Oui et il faut les valoriser. Encore aujourd’hui, on entend des discours indécents comme « si tu es nul à l’école, tu finiras par faire un métier manuel ». Etre cordonnier a notamment été une « porte de sortie », très mal perçu. Alors que nous sommes pourtant ceux qui fabriquent tout ! Le pain, les chaussures, les meubles, les maisons… Les métiers manuels sont essentiels.
Selon toi, quels sont les bénéfices au quotidien d’un métier manuel ?

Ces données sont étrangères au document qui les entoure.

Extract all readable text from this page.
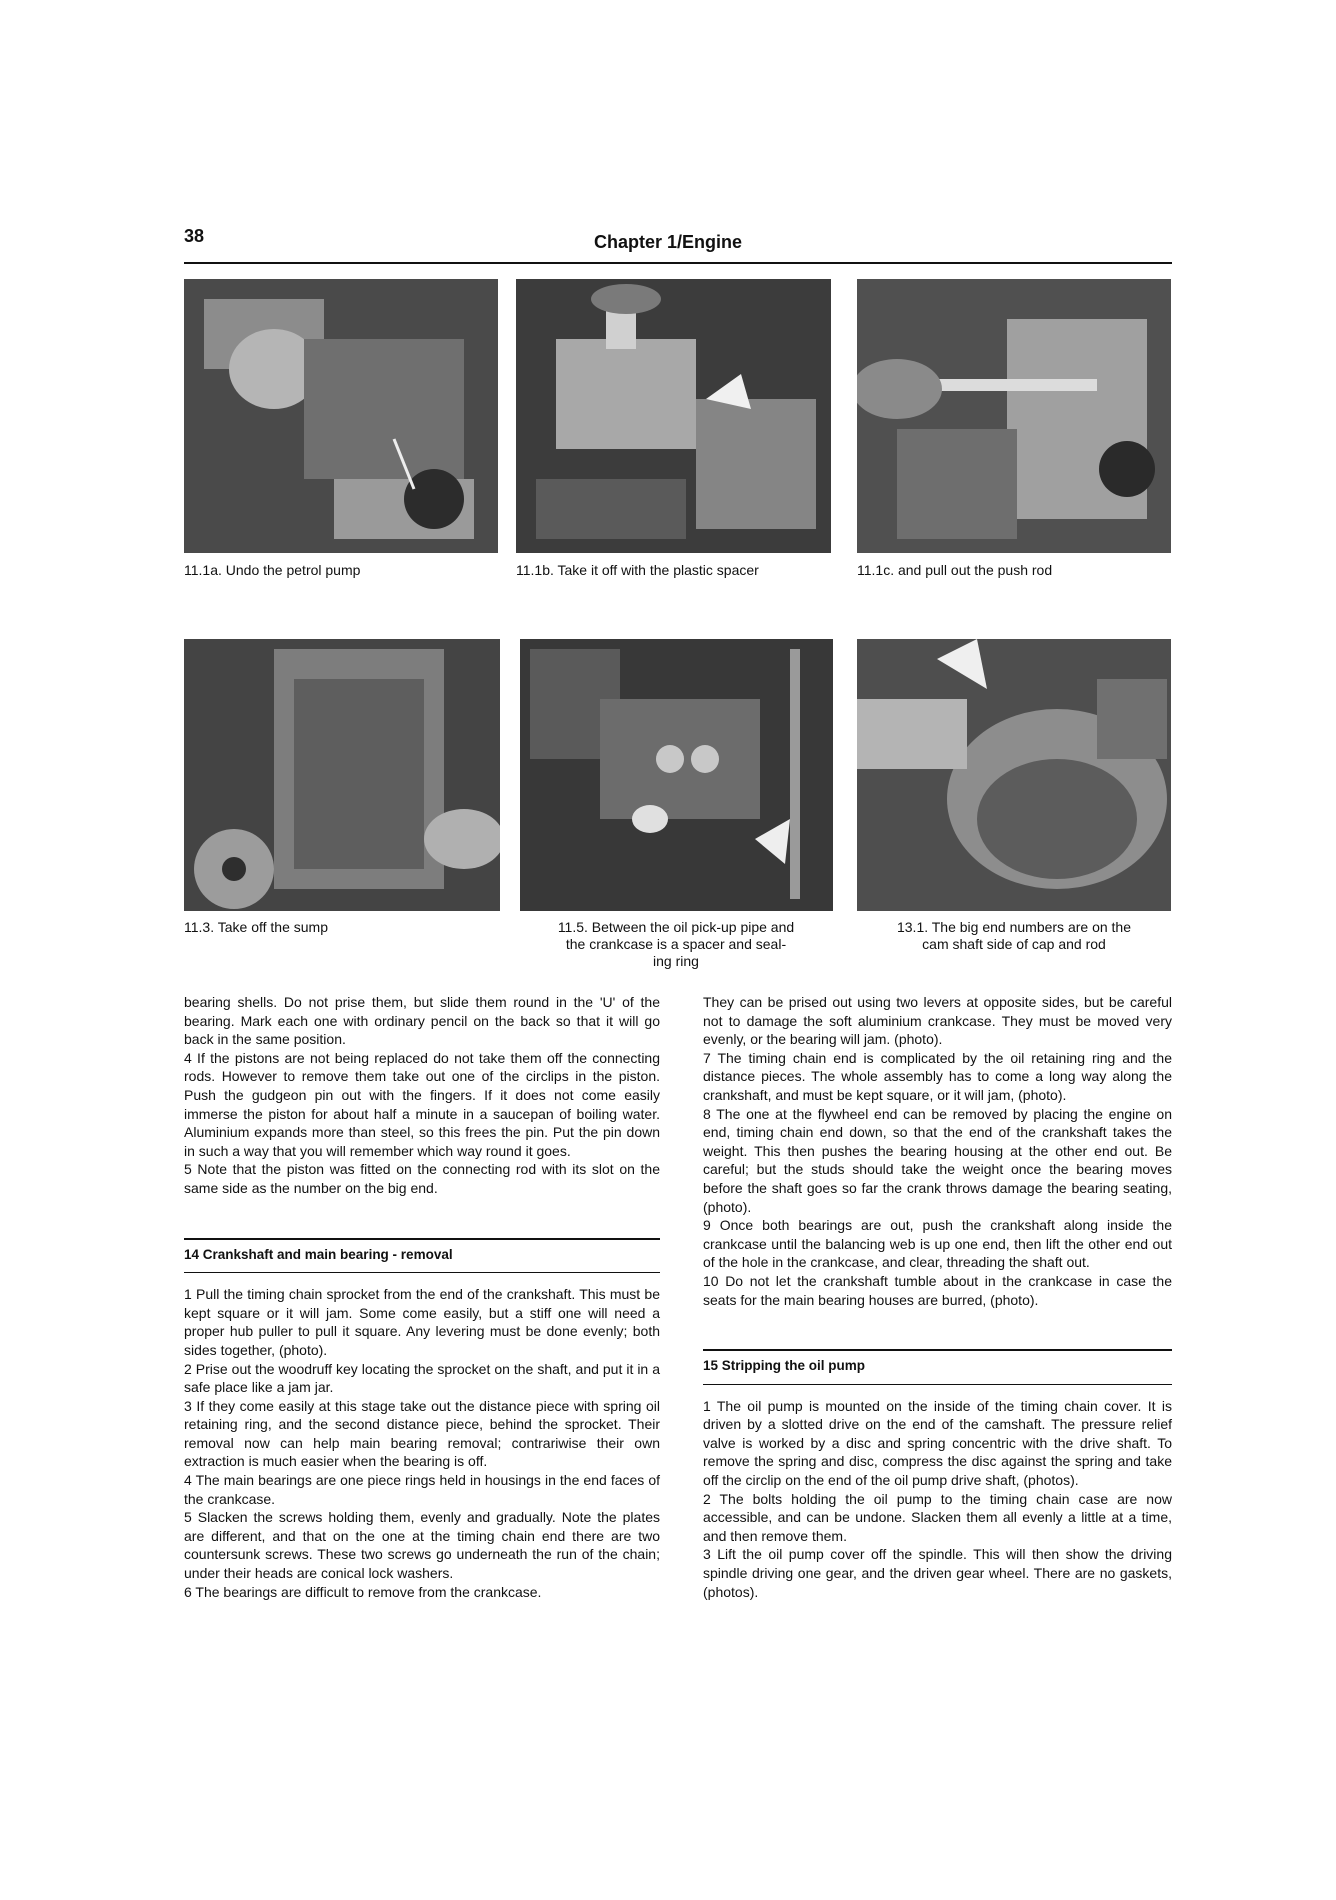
38	Chapter 1/Engine
11.1a. Undo the petrol pump	11.1b. Take it off with the plastic spacer	11.1c. and pull out the push rod
11.3. Take off the sump	11.5. Between the oil pick-up pipe and
the crankcase is a spacer and seal-
ing ring
13.1. The big end numbers are on the
cam shaft side of cap and rod

bearing shells. Do not prise them, but slide them round in the 'U' of the bearing. Mark each one with ordinary pencil on the back so that it will go back in the same position.

4 If the pistons are not being replaced do not take them off the connecting rods. However to remove them take out one of the circlips in the piston. Push the gudgeon pin out with the fingers. If it does not come easily immerse the piston for about half a minute in a saucepan of boiling water. Aluminium expands more than steel, so this frees the pin. Put the pin down in such a way that you will remember which way round it goes.

5 Note that the piston was fitted on the connecting rod with its slot on the same side as the number on the big end.

14 Crankshaft and main bearing - removal

1 Pull the timing chain sprocket from the end of the crankshaft. This must be kept square or it will jam. Some come easily, but a stiff one will need a proper hub puller to pull it square. Any levering must be done evenly; both sides together, (photo).

2 Prise out the woodruff key locating the sprocket on the shaft, and put it in a safe place like a jam jar.

3 If they come easily at this stage take out the distance piece with spring oil retaining ring, and the second distance piece, behind the sprocket. Their removal now can help main bearing removal; contrariwise their own extraction is much easier when the bearing is off.

4 The main bearings are one piece rings held in housings in the end faces of the crankcase.

5 Slacken the screws holding them, evenly and gradually. Note the plates are different, and that on the one at the timing chain end there are two countersunk screws. These two screws go underneath the run of the chain; under their heads are conical lock washers.

6 The bearings are difficult to remove from the crankcase.

They can be prised out using two levers at opposite sides, but be careful not to damage the soft aluminium crankcase. They must be moved very evenly, or the bearing will jam. (photo).

7 The timing chain end is complicated by the oil retaining ring and the distance pieces. The whole assembly has to come a long way along the crankshaft, and must be kept square, or it will jam, (photo).

8 The one at the flywheel end can be removed by placing the engine on end, timing chain end down, so that the end of the crankshaft takes the weight. This then pushes the bearing housing at the other end out. Be careful; but the studs should take the weight once the bearing moves before the shaft goes so far the crank throws damage the bearing seating, (photo).

9 Once both bearings are out, push the crankshaft along inside the crankcase until the balancing web is up one end, then lift the other end out of the hole in the crankcase, and clear, threading the shaft out.

10 Do not let the crankshaft tumble about in the crankcase in case the seats for the main bearing houses are burred, (photo).

15 Stripping the oil pump

1 The oil pump is mounted on the inside of the timing chain cover. It is driven by a slotted drive on the end of the camshaft. The pressure relief valve is worked by a disc and spring concentric with the drive shaft. To remove the spring and disc, compress the disc against the spring and take off the circlip on the end of the oil pump drive shaft, (photos).

2 The bolts holding the oil pump to the timing chain case are now accessible, and can be undone. Slacken them all evenly a little at a time, and then remove them.

3 Lift the oil pump cover off the spindle. This will then show the driving spindle driving one gear, and the driven gear wheel. There are no gaskets, (photos).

Le réel avantage du métier de cordonnier, c’est de rendre heureux les autres. Lorsque l’on voit le sourire illuminer le visage des clients quand ils récupèrent leurs souliers, c’est hyper gratifiant. Ils pensent souvent que leurs chaussures sont »foutues » et sont très reconnaissants de les récupérer comme neufs !
Sinon prendre le temps de s’asseoir 20 minutes pour faire un beau cirage, c’est trop agréable !
On peut lire sur ton compte Instagram que « Rien ne se jette, tout se répare » comment appliques-tu cette devise au quotidien ?
Et bien ça va jusqu’aux épluchures de carotte, je me fais ma soupe avec (rires). Le gâchis, je l’ai en horreur. C’est mon combat. Même pour les vêtements, on trouve toujours des solutions pour les rafistoler !
Qu’est-ce que tu portes en ce moment comme paire ?
Des Paraboots ! Ce sont des chaussures des très bonne qualité et françaises. Petit bonus : elles sont tout à fait réparables.
Quels sont tes rêves pour le futur ? Qu’est-ce que l’on peut te souhaiter de beau ?
Dans quelques années, j’aimerais bien ouvrir une cordonnerie, plus grande que le Pressoir, avec des produits conçus avec des matériaux écologiques. Dans cet atelier, on pourrait s’acheter une paire de sandales, mais aussi prendre un café, écouter des conférences inspirantes… Un lieu de rencontres et d’apprentissage en somme, voilà mon idéal ! (Rires).
NB : vous pouvez retrouver les produits de Constance en vente au Pressoir, au 10 Rue Dr Michel Provençal, Cagnes-sur-Mer.